In 1927, when Carr was in the seventh grade, her school closed. Aware of her mother’s difficulties supporting the family since her father died, she decided to get married at the age of sixteen to Jack Jordan. After the marriage dissolved, Carr worked and went to school while her mother cared for her two children. After finishing junior high school, she took a course in practical nursing, a career choice that allowed her to make $12 more a week than she did working as a domestic.

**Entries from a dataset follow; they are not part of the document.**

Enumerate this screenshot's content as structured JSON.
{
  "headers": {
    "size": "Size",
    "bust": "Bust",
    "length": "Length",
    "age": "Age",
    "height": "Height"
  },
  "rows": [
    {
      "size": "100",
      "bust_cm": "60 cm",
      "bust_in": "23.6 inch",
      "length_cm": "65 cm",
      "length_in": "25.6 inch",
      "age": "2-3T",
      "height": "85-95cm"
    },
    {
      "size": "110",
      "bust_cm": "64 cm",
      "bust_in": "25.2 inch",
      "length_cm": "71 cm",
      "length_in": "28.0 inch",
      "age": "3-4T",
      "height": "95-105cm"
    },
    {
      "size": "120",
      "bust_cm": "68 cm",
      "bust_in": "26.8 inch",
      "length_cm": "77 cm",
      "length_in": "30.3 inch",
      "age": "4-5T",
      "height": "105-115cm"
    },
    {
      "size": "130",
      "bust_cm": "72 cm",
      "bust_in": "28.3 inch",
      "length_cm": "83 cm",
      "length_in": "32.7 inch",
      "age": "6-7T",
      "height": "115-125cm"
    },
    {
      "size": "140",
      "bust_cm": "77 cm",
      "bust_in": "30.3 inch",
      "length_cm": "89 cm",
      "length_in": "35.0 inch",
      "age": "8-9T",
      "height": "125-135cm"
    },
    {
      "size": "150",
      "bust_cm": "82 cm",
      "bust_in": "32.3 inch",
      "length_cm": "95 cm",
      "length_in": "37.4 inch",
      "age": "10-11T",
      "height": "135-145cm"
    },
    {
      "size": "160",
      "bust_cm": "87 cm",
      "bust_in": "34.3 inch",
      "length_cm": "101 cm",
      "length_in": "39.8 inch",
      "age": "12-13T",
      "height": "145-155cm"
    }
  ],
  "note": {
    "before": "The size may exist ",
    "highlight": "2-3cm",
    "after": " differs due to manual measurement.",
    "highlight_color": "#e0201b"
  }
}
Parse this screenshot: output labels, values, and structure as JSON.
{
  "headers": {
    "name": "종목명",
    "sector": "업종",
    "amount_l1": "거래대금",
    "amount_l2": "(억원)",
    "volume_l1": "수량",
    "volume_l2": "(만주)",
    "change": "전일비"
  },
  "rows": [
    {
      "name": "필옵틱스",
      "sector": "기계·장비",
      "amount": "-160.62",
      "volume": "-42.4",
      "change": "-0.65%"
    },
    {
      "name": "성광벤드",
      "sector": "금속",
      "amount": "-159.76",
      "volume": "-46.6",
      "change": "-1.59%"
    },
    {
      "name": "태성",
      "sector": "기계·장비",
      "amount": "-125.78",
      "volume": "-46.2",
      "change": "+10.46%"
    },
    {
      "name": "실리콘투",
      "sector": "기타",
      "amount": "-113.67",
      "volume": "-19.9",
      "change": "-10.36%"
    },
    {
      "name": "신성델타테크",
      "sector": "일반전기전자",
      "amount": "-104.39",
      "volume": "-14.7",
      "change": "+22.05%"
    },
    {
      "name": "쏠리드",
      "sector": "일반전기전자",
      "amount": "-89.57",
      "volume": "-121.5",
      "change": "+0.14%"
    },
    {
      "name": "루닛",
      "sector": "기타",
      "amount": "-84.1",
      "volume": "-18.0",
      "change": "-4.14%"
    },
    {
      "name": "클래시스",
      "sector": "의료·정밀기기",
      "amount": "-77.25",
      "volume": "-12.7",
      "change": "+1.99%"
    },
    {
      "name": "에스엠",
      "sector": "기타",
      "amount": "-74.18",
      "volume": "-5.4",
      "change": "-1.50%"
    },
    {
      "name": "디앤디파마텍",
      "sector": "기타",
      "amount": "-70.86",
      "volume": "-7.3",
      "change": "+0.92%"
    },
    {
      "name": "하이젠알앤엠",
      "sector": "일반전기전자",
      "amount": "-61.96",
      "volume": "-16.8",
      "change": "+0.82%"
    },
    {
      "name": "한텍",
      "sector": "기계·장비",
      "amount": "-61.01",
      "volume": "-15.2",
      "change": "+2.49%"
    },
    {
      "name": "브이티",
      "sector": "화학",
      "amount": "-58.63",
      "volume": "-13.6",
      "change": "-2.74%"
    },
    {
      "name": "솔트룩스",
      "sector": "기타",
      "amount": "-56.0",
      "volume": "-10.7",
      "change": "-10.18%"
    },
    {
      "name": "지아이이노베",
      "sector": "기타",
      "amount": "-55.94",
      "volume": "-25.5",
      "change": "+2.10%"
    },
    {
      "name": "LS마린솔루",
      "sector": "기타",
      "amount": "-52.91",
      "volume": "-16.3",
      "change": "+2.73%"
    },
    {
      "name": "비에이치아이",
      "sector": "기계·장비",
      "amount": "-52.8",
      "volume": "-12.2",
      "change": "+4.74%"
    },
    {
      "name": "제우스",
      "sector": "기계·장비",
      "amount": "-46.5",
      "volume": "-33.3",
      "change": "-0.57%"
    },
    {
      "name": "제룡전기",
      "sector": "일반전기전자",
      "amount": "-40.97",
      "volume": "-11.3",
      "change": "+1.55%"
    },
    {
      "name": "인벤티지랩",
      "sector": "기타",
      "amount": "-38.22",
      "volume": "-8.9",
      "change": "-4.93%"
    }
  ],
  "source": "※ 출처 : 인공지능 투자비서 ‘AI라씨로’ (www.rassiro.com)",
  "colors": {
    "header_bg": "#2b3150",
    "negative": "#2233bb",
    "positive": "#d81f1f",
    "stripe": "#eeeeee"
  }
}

Carr became active in numerous clubs and organizations, including the NAACP, where she worked closely with E. D. Nixon and childhood friend Rosa Parks. According to Carr, before the boycott people were depressed and bitter because they ‘‘didn’t have any opportunities to participate in things that we felt that as citizens we should’ve been given.… we finally realized that it’s not whether you have achieved in life, but whether you are a human being, that you should have an opportunity’’ (Carr, ‘‘Interview,’’ 527–528). During the boycott Carr was part of the carpool, served on committees, and spoke at mass meetings. She recalled, ‘‘those of us who had automobiles, felt that if other people who did not have cars would sacrifice and walk, we could certainly sacrifice our time and use our automobiles to help transport these people’’ (Carr, 1970). In 1957 she gave a speech at the Women’s Auxiliary of the Baptist State Convention of Illinois describing the bus boycott.
In 1964 Carr’s son, Arlam, was a test applicant to white Montgomery schools that led to a successful lawsuit ending segregation in Montgomery schools. Since 1967 Carr has served as president of the Montgomery Improvement Association.